Circa l’istanza di differimento di udienza, la stessa va respinta in quanto ex actis emerge la prova che l’avviso per l’udienza è stato comunicato a mezzo fax al difensore con l’avvertenza dell’avvenuta riduzione dei termini e quindi ritualmente e tempestivamente.

Il primo motivo è totalmente generico in quanto non si allegano neppure le modalità ritenute "irregolari" della notifica del decreto di citazione a giudizio.

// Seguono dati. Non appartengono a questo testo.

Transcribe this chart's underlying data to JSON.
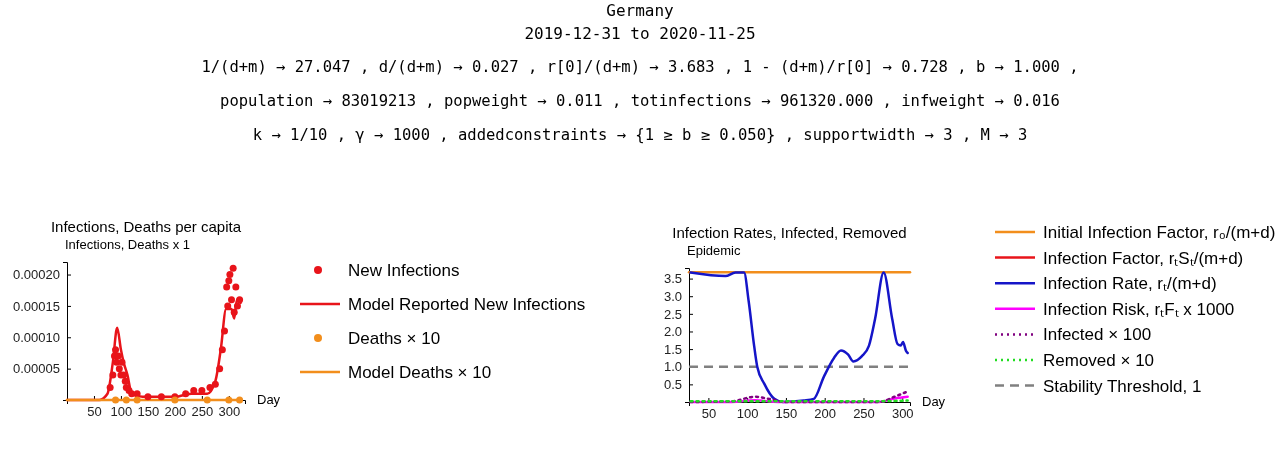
{
  "chart_data": [
    {
      "type": "other",
      "title": "Germany",
      "subtitle": "2019-12-31 to 2020-11-25",
      "annotations": [
        "1/(d+m) → 27.047 ,  d/(d+m) → 0.027 ,  r[0]/(d+m) → 3.683 ,  1 - (d+m)/r[0] → 0.728 ,  b → 1.000 ,",
        "population → 83019213 ,  popweight → 0.011 ,  totinfections → 961320.000 ,  infweight → 0.016",
        "k → 1/10 ,  γ → 1000 ,  addedconstraints → {1 ≥ b ≥ 0.050} ,  supportwidth → 3 ,  M → 3"
      ]
    },
    {
      "type": "scatter",
      "title": "Infections, Deaths per capita",
      "ylabel": "Infections, Deaths x 1",
      "xlabel": "Day",
      "xlim": [
        0,
        330
      ],
      "xticks": [
        50,
        100,
        150,
        200,
        250,
        300
      ],
      "ylim": [
        0,
        0.00022
      ],
      "yticks": [
        {
          "value": 5e-05,
          "label": "0.00005"
        },
        {
          "value": 0.0001,
          "label": "0.00010"
        },
        {
          "value": 0.00015,
          "label": "0.00015"
        },
        {
          "value": 0.0002,
          "label": "0.00020"
        }
      ],
      "legend": "right",
      "grid": false,
      "series": [
        {
          "name": "New Infections",
          "type": "scatter",
          "marker": "circle",
          "color": "#e8141a",
          "x": [
            80,
            85,
            88,
            90,
            92,
            95,
            97,
            100,
            102,
            105,
            108,
            110,
            115,
            120,
            130,
            150,
            175,
            200,
            220,
            235,
            250,
            265,
            275,
            283,
            288,
            292,
            296,
            298,
            300,
            302,
            305,
            308,
            310,
            313,
            316,
            320
          ],
          "values": [
            2e-05,
            4e-05,
            7e-05,
            8e-05,
            6e-05,
            7e-05,
            5e-05,
            4e-05,
            6e-05,
            4e-05,
            3e-05,
            2e-05,
            1.5e-05,
            1e-05,
            1e-05,
            5e-06,
            5e-06,
            5e-06,
            1e-05,
            1.5e-05,
            1.5e-05,
            2e-05,
            2.5e-05,
            5e-05,
            8e-05,
            0.00011,
            0.00018,
            0.00015,
            0.00019,
            0.0002,
            0.00016,
            0.00021,
            0.00014,
            0.00018,
            0.00015,
            0.00016
          ]
        },
        {
          "name": "Model Reported New Infections",
          "type": "line",
          "color": "#e8141a",
          "x": [
            0,
            60,
            75,
            85,
            93,
            100,
            105,
            112,
            120,
            140,
            200,
            230,
            260,
            275,
            285,
            295,
            305,
            310,
            315,
            322
          ],
          "values": [
            0,
            0,
            1e-05,
            6e-05,
            0.000115,
            8e-05,
            6e-05,
            4e-05,
            1e-05,
            5e-06,
            5e-06,
            1e-05,
            1e-05,
            3e-05,
            8e-05,
            0.000145,
            0.000145,
            0.00013,
            0.00016,
            0.000155
          ]
        },
        {
          "name": "Deaths × 10",
          "type": "scatter",
          "marker": "circle",
          "color": "#f28e1c",
          "x": [
            90,
            110,
            130,
            200,
            260,
            300,
            320
          ],
          "values": [
            0,
            0,
            0,
            0,
            0,
            0,
            0
          ]
        },
        {
          "name": "Model Deaths × 10",
          "type": "line",
          "color": "#f28e1c",
          "x": [
            0,
            90,
            110,
            150,
            250,
            300,
            322
          ],
          "values": [
            0,
            0,
            0,
            0,
            0,
            0,
            0
          ]
        }
      ]
    },
    {
      "type": "line",
      "title": "Infection Rates, Infected, Removed",
      "ylabel": "Epidemic",
      "xlabel": "Day",
      "xlim": [
        25,
        310
      ],
      "xticks": [
        50,
        100,
        150,
        200,
        250,
        300
      ],
      "ylim": [
        0,
        3.8
      ],
      "yticks": [
        {
          "value": 0.5,
          "label": "0.5"
        },
        {
          "value": 1,
          "label": "1.0"
        },
        {
          "value": 1.5,
          "label": "1.5"
        },
        {
          "value": 2,
          "label": "2.0"
        },
        {
          "value": 2.5,
          "label": "2.5"
        },
        {
          "value": 3,
          "label": "3.0"
        },
        {
          "value": 3.5,
          "label": "3.5"
        }
      ],
      "legend": "right",
      "grid": false,
      "ref_lines": [
        {
          "axis": "y",
          "value": 1,
          "label": "Stability Threshold, 1",
          "color": "#808080",
          "line_style": "dashed"
        }
      ],
      "series": [
        {
          "name": "Initial Infection Factor, r₀/(m+d)",
          "color": "#f28e1c",
          "x": [
            25,
            310
          ],
          "values": [
            3.68,
            3.68
          ]
        },
        {
          "name": "Infection Factor, rₜSₜ/(m+d)",
          "color": "#e8141a"
        },
        {
          "name": "Infection Rate, rₜ/(m+d)",
          "color": "#1515c8",
          "x": [
            27,
            72,
            85,
            96,
            102,
            109,
            113,
            122,
            135,
            146,
            173,
            186,
            199,
            212,
            221,
            230,
            237,
            248,
            257,
            265,
            276,
            287,
            294,
            298,
            301,
            305,
            307
          ],
          "values": [
            3.67,
            3.57,
            3.67,
            3.67,
            2.85,
            1.59,
            1.0,
            0.52,
            0.09,
            0,
            0.04,
            0.09,
            0.72,
            1.25,
            1.46,
            1.35,
            1.15,
            1.3,
            1.59,
            2.36,
            3.67,
            2.36,
            1.64,
            1.6,
            1.7,
            1.44,
            1.39
          ]
        },
        {
          "name": "Infection Risk, rₜFₜ x 1000",
          "color": "#ff00ff",
          "x": [
            27,
            80,
            110,
            140,
            270,
            290,
            307
          ],
          "values": [
            0,
            0,
            0.05,
            0,
            0,
            0.1,
            0.15
          ]
        },
        {
          "name": "Infected × 100",
          "color": "#800080",
          "line_style": "dotted",
          "x": [
            27,
            80,
            110,
            130,
            150,
            270,
            290,
            307
          ],
          "values": [
            0,
            0.02,
            0.15,
            0.08,
            0,
            0,
            0.15,
            0.3
          ]
        },
        {
          "name": "Removed × 10",
          "color": "#22dd22",
          "line_style": "dotted",
          "x": [
            27,
            150,
            250,
            307
          ],
          "values": [
            0.02,
            0.02,
            0.02,
            0.04
          ]
        }
      ]
    }
  ]
}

Circa il secondo motivo si tratta di deduzioni meramente di fatto già esaminate dai giudici di merito che hanno analiticamente indicato gli elementi in base ai quali deve escludersi che le trattative condotte con le parti offese siano state effettuate per conto della ditta "T auto", come l’avere una di queste, il R., parlato con il solo imputato che si era fatto trovare solo davanti alla sede della ditta, così come nel caso del P. che aveva scoperto recandosi alla T auto che il ricorrente non lavorava più lì. Anche i rapporti con lo Z. risultano tenuti dal ricorrente personalmente. Un titolo emesso nel corso della trattativa al R. e poi andato protestato era stato emesso in proprio e non dalla ditta. La Corte di appello accertava che nei fatti per cui è processo emergeva che, sebbene l’imputato si fosse presentato come un dipendente della citata ditta, in realtà la stessa era rimasta estranea alle vicende di cui è processo. La motivazione sul punto appare congrua e logicamente coerente, mentre le censure come detto sono di merito.

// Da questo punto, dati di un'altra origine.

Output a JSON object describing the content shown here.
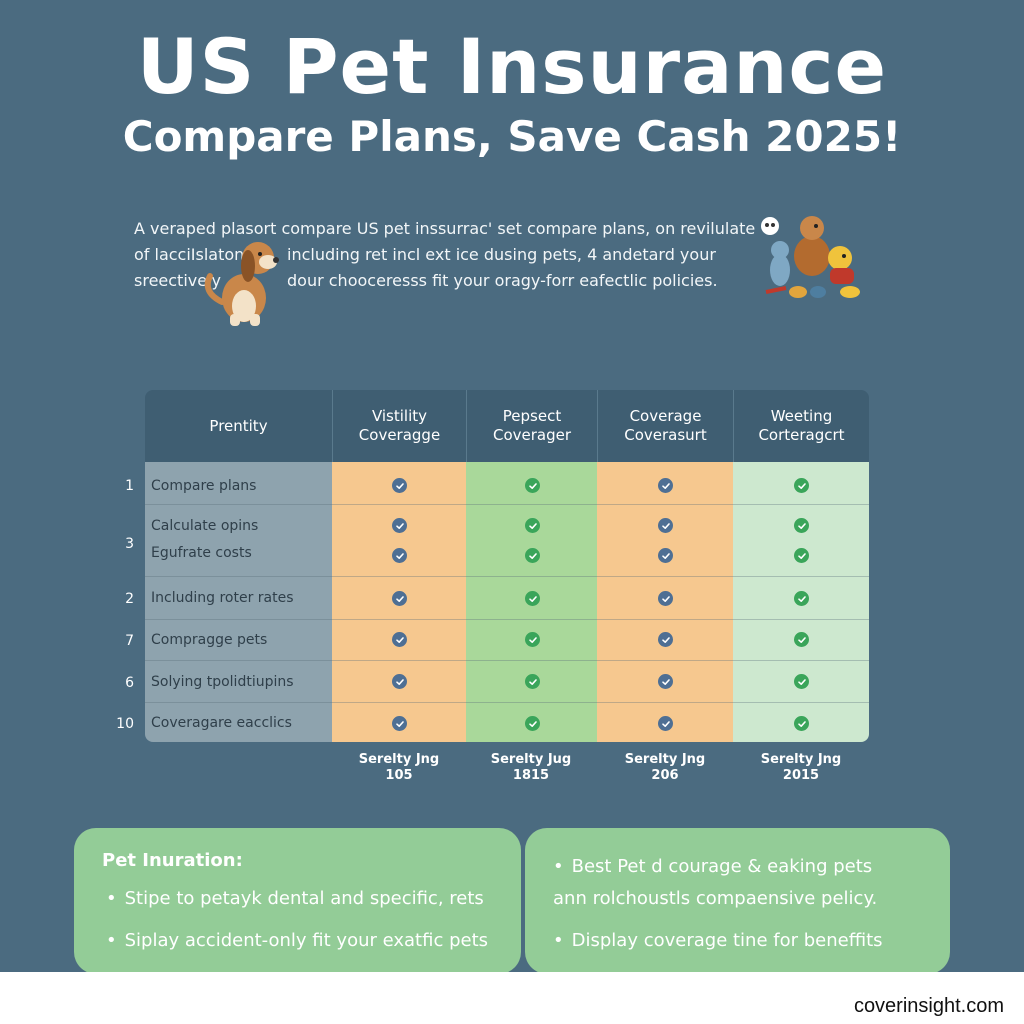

Analogamente di merito e generiche sono le deduzioni del terzo motivo non venendo in alcun modo spiegate le ragioni per cui fosse determinante la riapertura del dibattimento, pur in presenza di elementi di prova in ordine alla responsabilità del ricorrente univoci e del tutto sufficienti.

Le attenuanti generiche non sono state concesse per i numerosi precedenti anche specifici dell’imputato: la motivazione appare congrua e logicamente coerente; le censure sono di mero fatto e generiche in quanto non indicano neppure quali elementi già allegati alla Corte di appello dovessero essere tenuti in considerazione ai fini della concessione delle chieste attenuanti generiche.

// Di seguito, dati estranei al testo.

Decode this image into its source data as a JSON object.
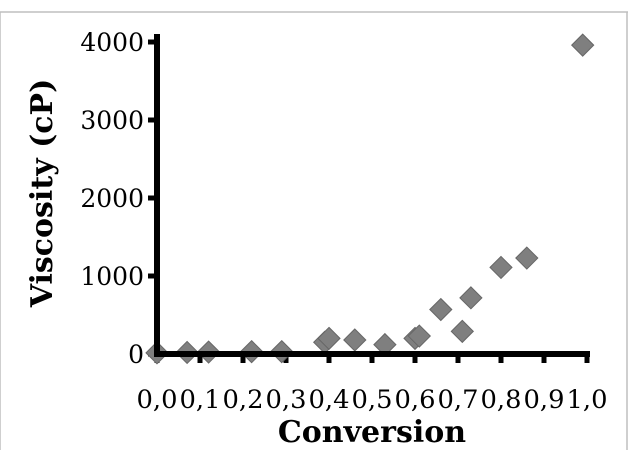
{
  "chart_data": {
    "type": "scatter",
    "title": "",
    "xlabel": "Conversion",
    "ylabel": "Viscosity (cP)",
    "xlim": [
      0.0,
      1.0
    ],
    "ylim": [
      0,
      4000
    ],
    "x_ticks": [
      0.0,
      0.1,
      0.2,
      0.3,
      0.4,
      0.5,
      0.6,
      0.7,
      0.8,
      0.9,
      1.0
    ],
    "x_tick_labels": [
      "0,0",
      "0,1",
      "0,2",
      "0,3",
      "0,4",
      "0,5",
      "0,6",
      "0,7",
      "0,8",
      "0,9",
      "1,0"
    ],
    "y_ticks": [
      0,
      1000,
      2000,
      3000,
      4000
    ],
    "y_tick_labels": [
      "0",
      "1000",
      "2000",
      "3000",
      "4000"
    ],
    "grid": false,
    "legend": "none",
    "marker": "diamond",
    "marker_color": "#7f7f7f",
    "series": [
      {
        "x": [
          0.0,
          0.07,
          0.12,
          0.22,
          0.29,
          0.39,
          0.4,
          0.46,
          0.53,
          0.6,
          0.61,
          0.66,
          0.71,
          0.73,
          0.8,
          0.86,
          0.99
        ],
        "y": [
          15,
          20,
          25,
          30,
          30,
          150,
          200,
          180,
          120,
          200,
          230,
          570,
          290,
          720,
          1110,
          1230,
          3960
        ]
      }
    ]
  }
}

Ai sensi dell’art. 616 cod. proc. pen., con il provvedimento che dichiara inammissibile il ricorso, l’imputato che lo ha proposto deve essere condannato al pagamento delle spese del procedimento, nonchè – ravvisandosi profili di colpa nella determinazione della causa di inammissibilità – al pagamento a favore della Cassa delle ammende della somma di mille Euro, così equitativamente fissata in ragione dei motivi dedotti.

P.Q.M.

Dichiara inammissibile il ricorso e condanna il ricorrente al pagamento delle spese processuali e della somma di Euro mille alla Cassa delle ammende.

Testo non ufficiale. La sola stampa del bollettino ufficiale ha carattere legale.